In Rails Console, I am able to capture the data I want with these commands:
endpoint = "https://basketball-reference.com/leagues/BAA_1947_totals.html"
browser = Watir::Browser.new(:chrome)
browser.goto(endpoint)
@doc_season = Nokogiri::HTML.parse(URI.open("https://basketball-reference.com/leagues/BAA_1947_totals.html"))
player_season_table = @doc_season.css("tbody")
rows = player_season_table.css("tr")
rows.search('.thead').each(&:remove) #THIS WORKED
rows[0].at_css("td").try(:text) # Gets single player name
rows[0].at_css("a").attributes["href"].try(:value) # Gets that player page URL
However, my rails helper that is meant to take those commands and fold them into methods:
module ScraperHelper
def target_scrape(url)
browser = Watir::Browser.new(:chrome)
browser.goto(url)
doc = Nokogiri::HTML.parse(browser.html)
end
def league_year_prefix(year, league = 'NBA')

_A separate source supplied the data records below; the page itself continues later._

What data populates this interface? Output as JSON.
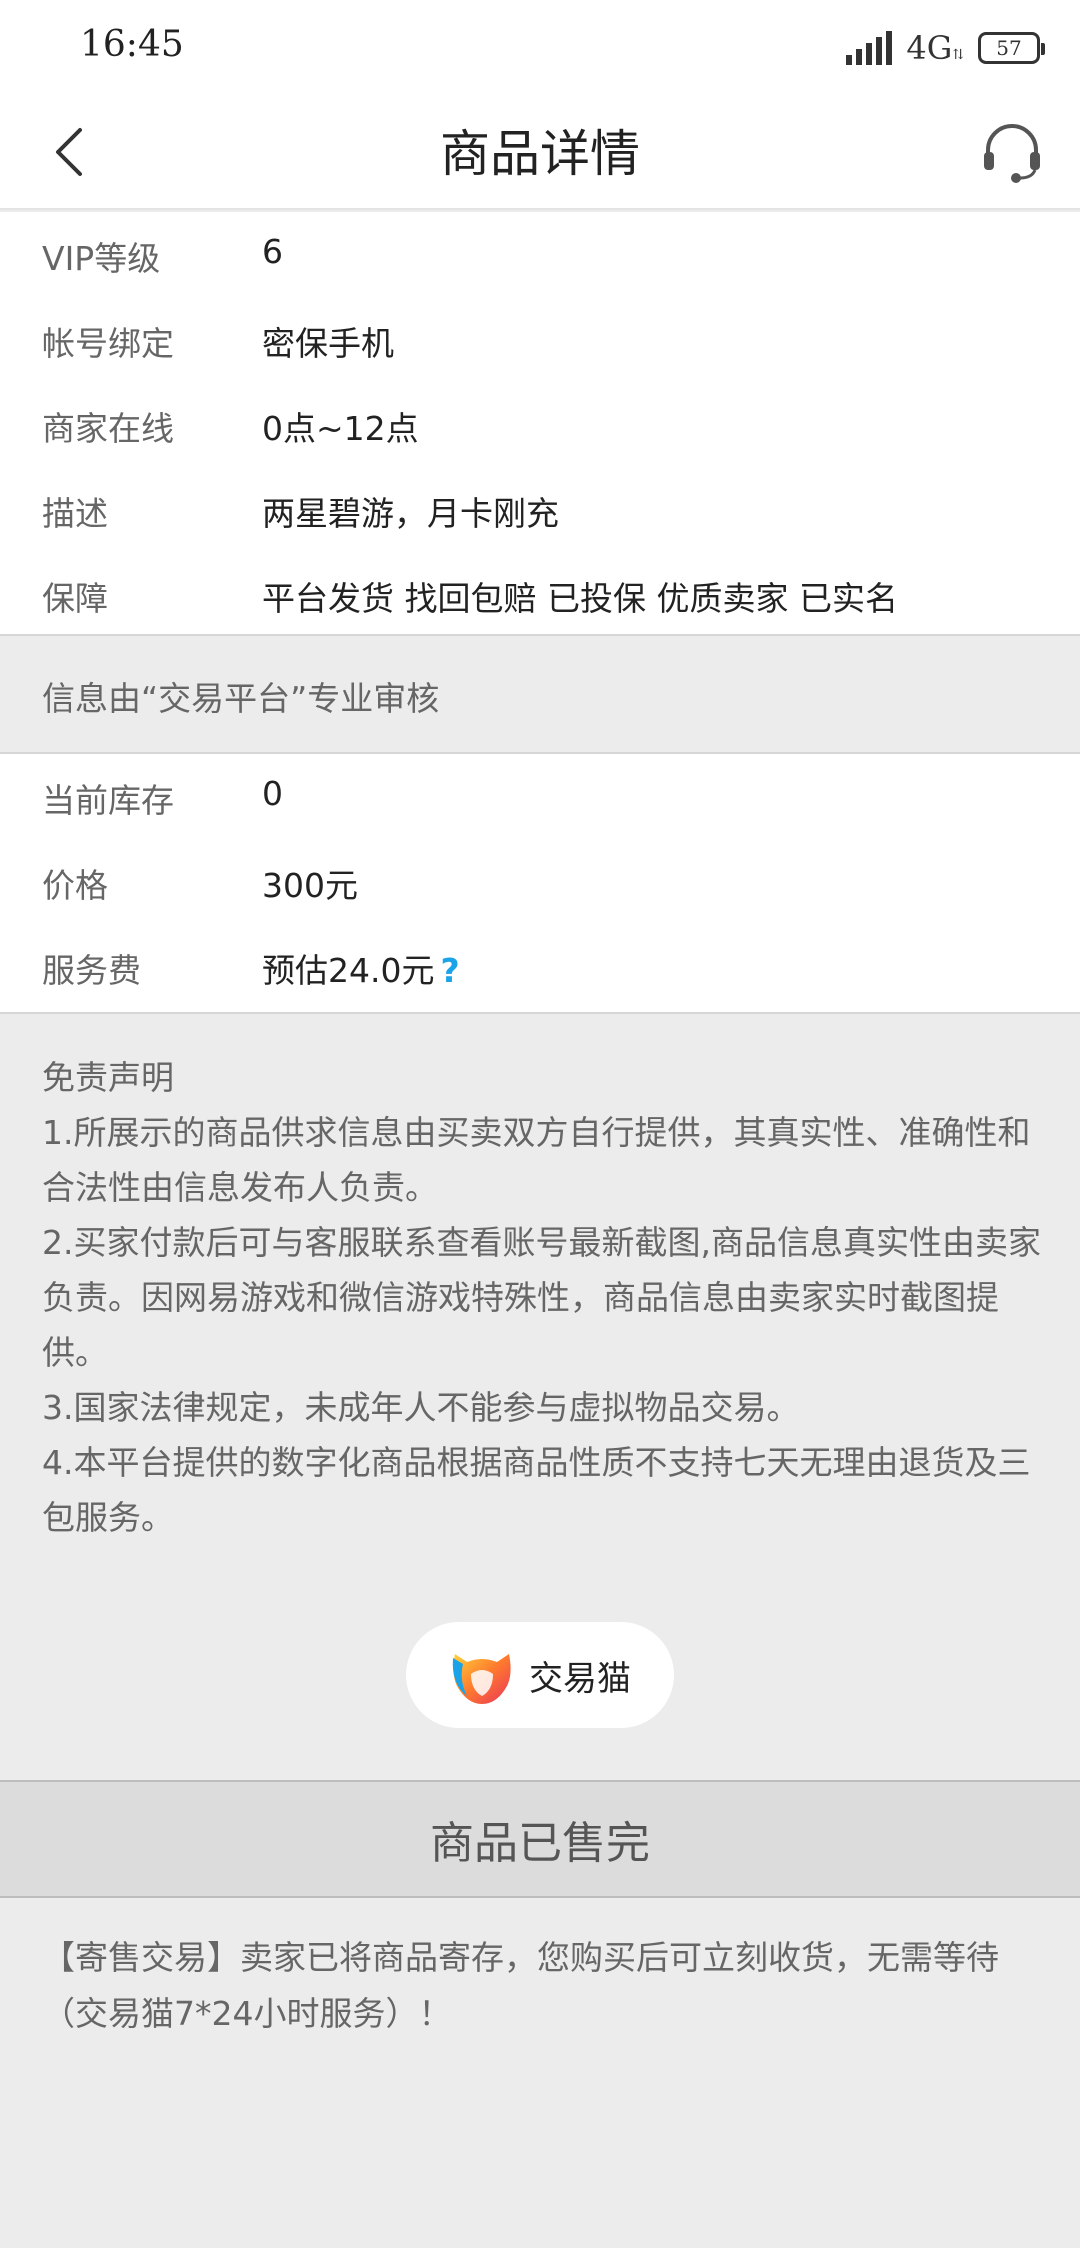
{
  "status_bar": {
    "time": "16:45",
    "network": "4G",
    "network_sub": "⇅",
    "battery": "57",
    "icons": [
      "signal-icon",
      "battery-icon"
    ]
  },
  "nav": {
    "title": "商品详情",
    "back_icon": "chevron-left-icon",
    "service_icon": "headset-icon"
  },
  "details": [
    {
      "label": "VIP等级",
      "value": "6"
    },
    {
      "label": "帐号绑定",
      "value": "密保手机"
    },
    {
      "label": "商家在线",
      "value": "0点~12点"
    },
    {
      "label": "描述",
      "value": "两星碧游，月卡刚充"
    },
    {
      "label": "保障",
      "value": "平台发货 找回包赔 已投保 优质卖家 已实名"
    }
  ],
  "audit_note": "信息由“交易平台”专业审核",
  "pricing": [
    {
      "label": "当前库存",
      "value": "0"
    },
    {
      "label": "价格",
      "value": "300元"
    },
    {
      "label": "服务费",
      "value": "预估24.0元",
      "help": "?"
    }
  ],
  "disclaimer": {
    "title": "免责声明",
    "items": [
      "1.所展示的商品供求信息由买卖双方自行提供，其真实性、准确性和合法性由信息发布人负责。",
      "2.买家付款后可与客服联系查看账号最新截图,商品信息真实性由卖家负责。因网易游戏和微信游戏特殊性，商品信息由卖家实时截图提供。",
      "3.国家法律规定，未成年人不能参与虚拟物品交易。",
      "4.本平台提供的数字化商品根据商品性质不支持七天无理由退货及三包服务。"
    ]
  },
  "brand": {
    "name": "交易猫",
    "icon": "jiaoyimao-logo-icon"
  },
  "sold_out_label": "商品已售完",
  "consign_note": "【寄售交易】卖家已将商品寄存，您购买后可立刻收货，无需等待（交易猫7*24小时服务）！",
  "colors": {
    "accent": "#1aa3e8",
    "background": "#ececec"
  }
}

# aba_seasons = 1968..1976
baa_seasons = 1947..1949
baa_seasons.include?(year) ? league_year = "BAA_#{year}" : league_year = "#{league}_#{year}"
end
def players_total_of_season(year, league = 'NBA')
# always the latter year of the season, first year is 1947 no quotes
# ABA is 1968 to 1976
league_year = league_year_prefix(year, league)
@doc_season = target_scrape("http://basketball-reference.com/leagues/#{league_year}_totals.html")
end
def gather_players_from_season
player_season_table = @doc_season.css("tbody")
rows = player_season_table.css("tr")
rows.search('.thead').each(&:remove)
puts rows[0].at_css("td").try(:text)
puts rows[0].at_css("a").attributes["href"].try(:value)
end
end
On that module, I try to emulate the rails console commands and break them into modules. And to test it out (since I don't have any other functionality or views built yet), I run Rails console, include this helper and run the methods.
But I get wildly different results. in the gather_players_from_season method, I can see that
player_season_table = @doc_season.css("tbody")
Is no longer grabbing the same data it grabbed when run as a command line by line. It also doesn't like the attributes method here:
puts rows[0].at_css("a").attributes["href"].try(:value)
So my first thought is a difference in gems maybe? Watir is launching the headless browser. Nokogiri isn't causing errors as near as I can tell.
CodePudding user response:
Your first thought of comparing the Gem versions is a great idea, but I am noticing a difference between the two code solutions:
In the Rails Console
the code parses the HTML with URI.open: Nokogiri::HTML.parse(URI.open("some html"))
In the ScraperHelper code
the code does not call URI.open, Nokogiri::HTML.parse("some html")
Perhaps that difference will return different values and make the rest of the ScraperHelper return unexpected results.